So we need to go up two "pardir"s (parent directories) to import the `src` code from this notebook.  You'll want to include this code at the top of any notebook that uses the `src` code.

In [2]:
import os
import sys
module_path = os.path.abspath(os.path.join(os.pardir, os.pardir))
if module_path not in sys.path:
    sys.path.append(module_path)

The code to download all of the data and load it into a SQL database is in the `data` module within the `src` module.  You'll only need to run `download_data_and_load_into_sql` one time for the duration of the project.

In [3]:
from src.data import data_collection

This line may take as long as 10-20 minutes depending on your network connection and computer specs

In [4]:
data_collection.download_data_and_load_into_sql()

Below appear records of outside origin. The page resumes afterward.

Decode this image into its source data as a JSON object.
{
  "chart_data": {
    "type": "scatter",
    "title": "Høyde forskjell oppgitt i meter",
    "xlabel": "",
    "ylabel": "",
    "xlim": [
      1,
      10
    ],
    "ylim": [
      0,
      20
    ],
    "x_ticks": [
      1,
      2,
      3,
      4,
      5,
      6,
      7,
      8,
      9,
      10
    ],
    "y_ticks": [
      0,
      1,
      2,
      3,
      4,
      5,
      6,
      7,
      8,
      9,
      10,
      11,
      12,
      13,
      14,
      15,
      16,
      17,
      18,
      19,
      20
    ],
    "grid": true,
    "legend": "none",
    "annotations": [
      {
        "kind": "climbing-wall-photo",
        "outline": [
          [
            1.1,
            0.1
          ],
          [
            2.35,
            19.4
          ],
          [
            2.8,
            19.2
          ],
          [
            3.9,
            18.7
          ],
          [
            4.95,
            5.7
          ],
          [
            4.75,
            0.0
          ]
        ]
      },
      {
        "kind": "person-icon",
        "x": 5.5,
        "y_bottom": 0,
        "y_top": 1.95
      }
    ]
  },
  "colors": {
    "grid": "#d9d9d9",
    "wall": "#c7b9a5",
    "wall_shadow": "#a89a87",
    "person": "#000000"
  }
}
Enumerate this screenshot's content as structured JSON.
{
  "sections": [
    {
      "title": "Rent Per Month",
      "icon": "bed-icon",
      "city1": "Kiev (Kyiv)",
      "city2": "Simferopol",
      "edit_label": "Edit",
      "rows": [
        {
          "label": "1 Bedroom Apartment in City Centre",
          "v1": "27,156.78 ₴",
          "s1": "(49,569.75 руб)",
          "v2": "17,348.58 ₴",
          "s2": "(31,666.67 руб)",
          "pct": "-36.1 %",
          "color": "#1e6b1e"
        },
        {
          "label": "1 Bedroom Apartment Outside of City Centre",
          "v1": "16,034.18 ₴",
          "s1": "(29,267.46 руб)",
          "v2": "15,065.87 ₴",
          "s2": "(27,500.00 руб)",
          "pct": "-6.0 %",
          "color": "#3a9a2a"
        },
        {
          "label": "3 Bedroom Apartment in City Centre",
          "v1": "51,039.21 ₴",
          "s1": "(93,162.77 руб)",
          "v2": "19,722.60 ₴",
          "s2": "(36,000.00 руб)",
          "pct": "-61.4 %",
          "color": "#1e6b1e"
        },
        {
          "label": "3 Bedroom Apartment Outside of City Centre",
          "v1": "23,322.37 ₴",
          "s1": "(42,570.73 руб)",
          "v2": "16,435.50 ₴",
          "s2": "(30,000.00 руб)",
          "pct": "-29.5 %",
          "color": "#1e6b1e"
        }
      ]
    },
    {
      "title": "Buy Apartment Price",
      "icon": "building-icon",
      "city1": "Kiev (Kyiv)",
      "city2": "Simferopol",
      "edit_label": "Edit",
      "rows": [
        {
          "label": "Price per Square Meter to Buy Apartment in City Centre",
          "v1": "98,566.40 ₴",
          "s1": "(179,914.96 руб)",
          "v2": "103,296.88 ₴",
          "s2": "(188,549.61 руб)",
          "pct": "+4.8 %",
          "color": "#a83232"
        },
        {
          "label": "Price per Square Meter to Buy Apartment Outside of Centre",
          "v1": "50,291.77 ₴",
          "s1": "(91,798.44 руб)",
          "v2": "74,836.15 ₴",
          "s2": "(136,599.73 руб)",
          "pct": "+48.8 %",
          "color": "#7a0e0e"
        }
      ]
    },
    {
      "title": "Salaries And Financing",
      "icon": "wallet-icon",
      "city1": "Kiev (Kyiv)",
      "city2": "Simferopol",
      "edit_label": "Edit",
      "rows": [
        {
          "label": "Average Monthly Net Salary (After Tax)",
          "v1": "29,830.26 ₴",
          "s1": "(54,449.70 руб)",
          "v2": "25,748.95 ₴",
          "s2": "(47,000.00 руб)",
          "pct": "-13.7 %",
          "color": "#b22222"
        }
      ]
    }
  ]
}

Successfully created database and all tables

Successfully downloaded ZIP file
    https://www2.census.gov/programs-surveys/acs/data/pums/2017/5-Year/csv_pwa.zip
    
Successfully downloaded GZIP file
    https://lehd.ces.census.gov/data/lodes/LODES7/wa/wac/wa_wac_S000_JT00_2017.csv.gz
    
Successfully downloaded GZIP file
    https://lehd.ces.census.gov/data/lodes/LODES7/wa/wa_xwalk.csv.gz
    
Successfully downloaded CSV file
    https://www2.census.gov/geo/docs/maps-data/data/rel/2010_Census_Tract_to_2010_PUMA.txt
    
Successfully loaded CSV file into `pums_2017` table
        
Successfully loaded CSV file into `puma_names_2010` table
        
Successfully loaded CSV file into `wa_jobs_2017` table
        
Successfully loaded CSV file into `wa_geo_xwalk` table
        
Successfully loaded CSV file into `ct_puma_xwalk` table
        


Now it's time to explore the data!

In [160]:
import psycopg2
import pandas as pd

In [161]:
DBNAME = "opportunity_youth"

In [162]:
conn = psycopg2.connect(dbname=DBNAME)

In [169]:
sql_str = """SELECT pwgtp, SCH, ESR, puma, agep FROM pums_2017 WHERE SCH = '1' and (ESR = '3' or ESR = '6') and (puma between '11610' and '11615') and (agep between '16' and '24')"""
pd.read_sql(f"""SELECT SUM(pwgtp) FROM ({sql_str}) AS a""", conn)

Unnamed: 0,sum
0,10614.0


In [58]:
pd.read_sql("SELECT * FROM pums_2017 WHERE puma between '11611' and '11615'", conn).shape

(28494, 286)

Make sure you close the DB connection when you are done using it

In [149]:
conn.close()